Disclosures Without Consent

Federal law permits limited disclosures of SUD records without your consent in specific circumstances, including medical emergencies, research, audits or evaluations, public health authority requests, and/or subpoenas with accompanying court orders that meet federal requirements.  For a complete list of permissible disclosures of SUD treatment records without consent, please refer to 42 CFR Part 2 Subpart D.
Important Statement

Once your information is disclosed pursuant to your consent (other than your consent for treatment, payment and healthcare operations), it may be subject to redisclosure and may no longer be protected by HIPAA, except where 42 CFR Part 2 applies.
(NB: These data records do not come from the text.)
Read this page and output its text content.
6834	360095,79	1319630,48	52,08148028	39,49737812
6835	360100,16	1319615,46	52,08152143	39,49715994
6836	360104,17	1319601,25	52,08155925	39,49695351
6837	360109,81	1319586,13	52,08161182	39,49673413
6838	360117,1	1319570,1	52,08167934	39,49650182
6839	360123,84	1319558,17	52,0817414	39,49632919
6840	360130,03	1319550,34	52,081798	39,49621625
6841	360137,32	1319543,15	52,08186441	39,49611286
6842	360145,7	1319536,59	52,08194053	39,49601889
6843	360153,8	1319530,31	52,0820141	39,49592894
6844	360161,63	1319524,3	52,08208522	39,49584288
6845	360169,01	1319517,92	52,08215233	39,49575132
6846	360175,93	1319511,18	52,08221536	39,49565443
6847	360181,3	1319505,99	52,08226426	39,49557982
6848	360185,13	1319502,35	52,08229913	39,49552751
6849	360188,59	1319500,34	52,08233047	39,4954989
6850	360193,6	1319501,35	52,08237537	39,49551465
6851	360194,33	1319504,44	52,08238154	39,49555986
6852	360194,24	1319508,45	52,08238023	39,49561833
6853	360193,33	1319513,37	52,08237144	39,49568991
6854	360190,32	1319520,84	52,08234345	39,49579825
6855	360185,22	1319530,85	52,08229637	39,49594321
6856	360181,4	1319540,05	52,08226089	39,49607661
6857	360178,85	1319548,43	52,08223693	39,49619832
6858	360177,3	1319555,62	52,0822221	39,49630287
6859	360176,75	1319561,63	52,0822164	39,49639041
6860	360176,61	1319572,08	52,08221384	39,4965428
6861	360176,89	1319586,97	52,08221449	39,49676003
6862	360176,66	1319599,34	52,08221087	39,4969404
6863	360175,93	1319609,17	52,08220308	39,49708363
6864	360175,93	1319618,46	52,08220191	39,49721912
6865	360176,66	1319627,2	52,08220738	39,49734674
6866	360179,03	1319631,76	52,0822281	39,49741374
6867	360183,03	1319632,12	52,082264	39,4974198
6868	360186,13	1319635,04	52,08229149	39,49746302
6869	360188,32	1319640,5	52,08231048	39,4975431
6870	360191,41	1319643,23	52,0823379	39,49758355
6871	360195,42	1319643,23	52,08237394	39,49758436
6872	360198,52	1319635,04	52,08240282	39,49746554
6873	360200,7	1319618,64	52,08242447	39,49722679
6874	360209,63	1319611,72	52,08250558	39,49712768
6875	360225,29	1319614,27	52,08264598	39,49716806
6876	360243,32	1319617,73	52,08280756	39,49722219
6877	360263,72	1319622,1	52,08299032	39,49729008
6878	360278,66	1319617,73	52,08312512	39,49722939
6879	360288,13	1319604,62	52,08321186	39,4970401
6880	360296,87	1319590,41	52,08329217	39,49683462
For more information or to file a complaint, please contact the Chief Privacy Officer at Privacy@cooperhealth.edu or the Secretary of HHS at https://www.hhs.gov/hipaa/filing-a-complaint/index.html

For More Information

If you have questions or like additional information, you may contact our:
Chief Privacy Officer
The Cooper Health System 
One Cooper Plaza Camden, NJ 08103-1489
856.361.1697
privacyofficer@cooperhealth.edu

If you believe your privacy rights have been violated, you can file a complaint with the Secretary of the U.S. Department of Health and Human Services, or directly with Cooper by contacting the privacy officer at the above address and phone number.

Effective Date; Revisions

The effective date of this Notice is February 2026

We reserve the right to change our privacy practices and the terms of our Notice at any time, as permitted by law. We reserve the right to make those changes effective for all health information that we maintain, even if we created or received it before we made the changes.

Our privacy practices, as described in this Notice, will remain in effect until we change this Notice. If significant changes are made to our privacy practices, we will change this Notice and make the new Notice available upon request.